Quali sono le sfide che avete incontrato in questi anni nel vivere la casa famiglia?

«Lottare contro i “mostri del passato” dei nostri accolti che hanno un’immagine di famiglia traviata, negativa e piena di sofferenza. Cercare di far sperimentare a loro che la famiglia è altro, è bella, è sicura, è ricca di benessere! Questo secondo aspetto vale anche per i nostri figli naturali, che sono chiamati a vivere questa particolare esperienza di famiglia.» 

Come vedete il futuro delle case famiglia? Ci sarà sempre bisogno di qualcuno che scelga questa modalità?

«Siamo fiduciosi sul futuro delle case famiglia perchè estremamente convinti che ci sarà sempre bisogno di questa modalità di accoglienza. È la via indicata da Gesù: “Date voi stessi da mangiare”. È la strada percorsa all'origine da ogni ordine religioso che si è fatto prossimo a coloro che chiedevano aiuto. Crediamo fermamente che la condivisione diretta salverà il mondo e con lui la nostra Comunità. Il legame con i poveri è fondamentale e costruttivo di Chiesa e di società e questo legame ci porterà continuamente al rinnovamento, “all'essere giovani”, come diceva don Oreste. Certamente le forme cambieranno, le modalità organizzativo-gestionali sono già in trasformazione rispetto agli esordi del 1973, ma la sostanza rimane quella ed è necessaria ed indispensabile. Pensiamo che l'originalità portata dalla nostra vocazione sia quella di aver assegnato il compito della dedizione oblativa al prossimo anche ai laici ed alle famiglie ordinarie, non solo ai consacrati e la casa famiglia è l'esperienza nevralgica. Magari si ridurrà il numero di case, ma sarà sempre necessaria ed utile la loro funzione. Tutti dobbiamo pregare intensamente, ma qualcuno è chiamato alla vita claustrale come “provoca-azione” per tutti. La casa famiglia ha e avrà sempre questo compito.»

I giovani sono attratti o impauriti dalla casa famiglia? Perché?

«Sicuramente i giovani sono provocati dalla casa famiglia e sensibili alla sua proposta di vita intensa e coinvolgente. La difficoltà grossa è di riuscire ad intercettare la loro interiorità bucando la difesa che la società individualistica ha costruito loro attorno.  Sempre meno i giovani sono educati all'ascolto, al senso critico, all'aprire gli occhi sul mondo. È connaturato nei giovani il rompere gli schemi, cercare nuove vie per riaffermare la propria identità, contestare la situazione. Oggi però la società degli adulti ha costruito loro intorno un muro di gomma che li anestetizza, riassorbe ogni loro slancio “rivoluzionario”, ricuce ogni strappo e tutto ritorna come prima.
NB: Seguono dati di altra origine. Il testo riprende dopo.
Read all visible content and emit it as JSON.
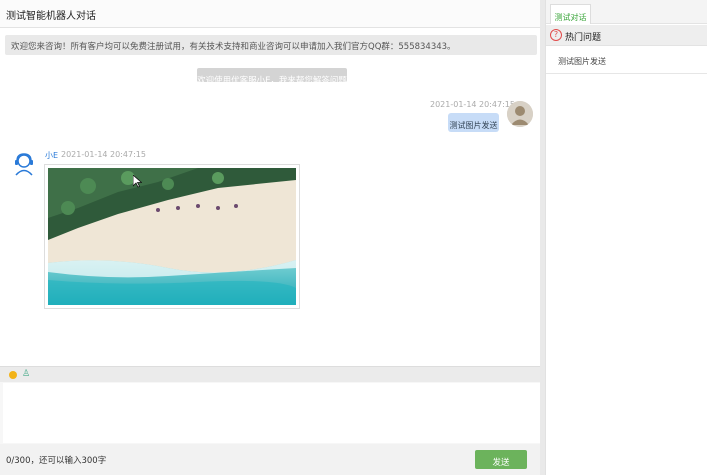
{
  "header": {
    "title": "测试智能机器人对话"
  },
  "chat": {
    "notice": "欢迎您来咨询！所有客户均可以免费注册试用，有关技术支持和商业咨询可以申请加入我们官方QQ群：555834343。",
    "system_message": "欢迎使用优客服小E，我来帮您解答问题",
    "user_message": {
      "timestamp": "2021-01-14 20:47:15",
      "text": "测试图片发送"
    },
    "bot_message": {
      "name": "小E",
      "timestamp": "2021-01-14 20:47:15"
    }
  },
  "composer": {
    "counter": "0/300，还可以输入300字",
    "send_label": "发送"
  },
  "sidebar": {
    "tab_label": "测试对话",
    "hot_title": "热门问题",
    "hot_items": [
      "测试图片发送"
    ]
  },
  "colors": {
    "send": "#6cb35c",
    "user_bubble": "#c7dcf7",
    "tab_text": "#3aa53a",
    "hot_icon": "#e14b4b"
  }
}
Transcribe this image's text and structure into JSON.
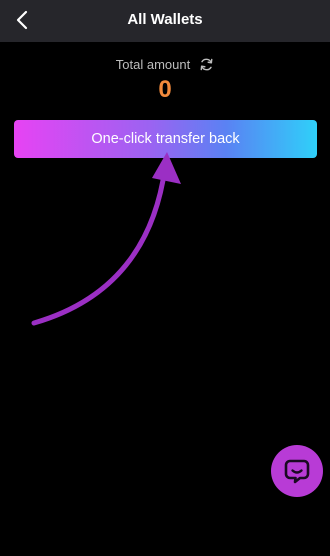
{
  "header": {
    "title": "All Wallets",
    "back_icon": "chevron-left-icon"
  },
  "summary": {
    "label": "Total amount",
    "value": "0",
    "refresh_icon": "refresh-icon"
  },
  "actions": {
    "transfer_back_label": "One-click transfer back"
  },
  "support": {
    "chat_icon": "chat-bubble-icon"
  },
  "colors": {
    "header_bg": "#26262b",
    "page_bg": "#000000",
    "amount": "#f28a3c",
    "gradient_start": "#e743f3",
    "gradient_end": "#2fd0f9",
    "annotation_arrow": "#9b2fc4",
    "chat_button": "#b83bd6"
  }
}
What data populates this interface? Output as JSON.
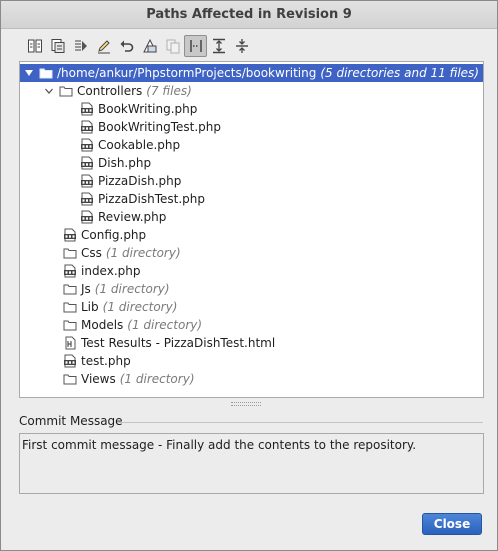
{
  "window": {
    "title": "Paths Affected in Revision 9"
  },
  "toolbar": {
    "buttons": [
      {
        "icon": "show-diff-icon"
      },
      {
        "icon": "show-diff-with-local-icon"
      },
      {
        "icon": "annotate-icon"
      },
      {
        "icon": "edit-source-icon"
      },
      {
        "icon": "revert-icon"
      },
      {
        "icon": "create-patch-icon"
      },
      {
        "icon": "copy-icon"
      },
      {
        "icon": "group-by-directory-icon"
      },
      {
        "icon": "expand-all-icon"
      },
      {
        "icon": "collapse-all-icon"
      }
    ]
  },
  "tree": {
    "root": {
      "path": "/home/ankur/PhpstormProjects/bookwriting",
      "summary": "(5 directories and 11 files)"
    },
    "controllers": {
      "name": "Controllers",
      "summary": "(7 files)",
      "files": [
        "BookWriting.php",
        "BookWritingTest.php",
        "Cookable.php",
        "Dish.php",
        "PizzaDish.php",
        "PizzaDishTest.php",
        "Review.php"
      ]
    },
    "items": [
      {
        "name": "Config.php",
        "summary": "",
        "kind": "php"
      },
      {
        "name": "Css",
        "summary": "(1 directory)",
        "kind": "folder"
      },
      {
        "name": "index.php",
        "summary": "",
        "kind": "php"
      },
      {
        "name": "Js",
        "summary": "(1 directory)",
        "kind": "folder"
      },
      {
        "name": "Lib",
        "summary": "(1 directory)",
        "kind": "folder"
      },
      {
        "name": "Models",
        "summary": "(1 directory)",
        "kind": "folder"
      },
      {
        "name": "Test Results - PizzaDishTest.html",
        "summary": "",
        "kind": "html"
      },
      {
        "name": "test.php",
        "summary": "",
        "kind": "php"
      },
      {
        "name": "Views",
        "summary": "(1 directory)",
        "kind": "folder"
      }
    ]
  },
  "commit": {
    "label": "Commit Message",
    "message": "First commit message - Finally add the contents to the repository."
  },
  "actions": {
    "close_label": "Close"
  },
  "colors": {
    "selection": "#3e63c5",
    "button": "#2a62bc"
  }
}
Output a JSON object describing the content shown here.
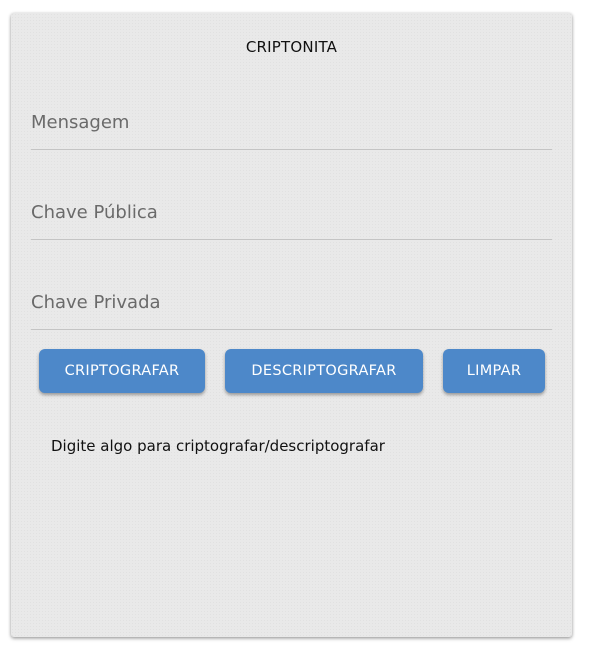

Una volta c’erano “regole rigide” da infrangere, oggi non ci sono quasi più regole e quindi non c’è nulla da infrangere. Quando però si riesce a bucare la difesa e far incontrare la rivoluzione interiore giovanile con la rivoluzione della condivisione diretta, si costruiscono esperienze significative. Oggi i giovani hanno paura negli impegni per sempre, nei legami stretti, perché non hanno missioni da compiere e quindi motivi adeguati per superare la paura in nome di un bene più grande.»

Quest’anno festeggiate i 30 anni di casa famiglia. Quali sogni avete per i prossimi 10-20-30 anni?

Mauro: «Certamente il sogno di proseguire nella condivisione diretta in questa modalità fino a quando il Signore ce lo concederà, compresa la lucidità di saperci fare da parte quando i tempi saranno maturi. Io, quando sarò anziano non voglio finire in una casa famiglia, ma in un ricovero, così da poter vedere i film che non ho visto in tutti questi anni e non essere costretto da qualcuno del Servizio Anziani ad impegnare le mie capacità residue!». 
Lodovica: «Io sono aperta a rispondere alle richieste che il Buon Dio ci farà, come ho cercato di concretizzare fino ad ora».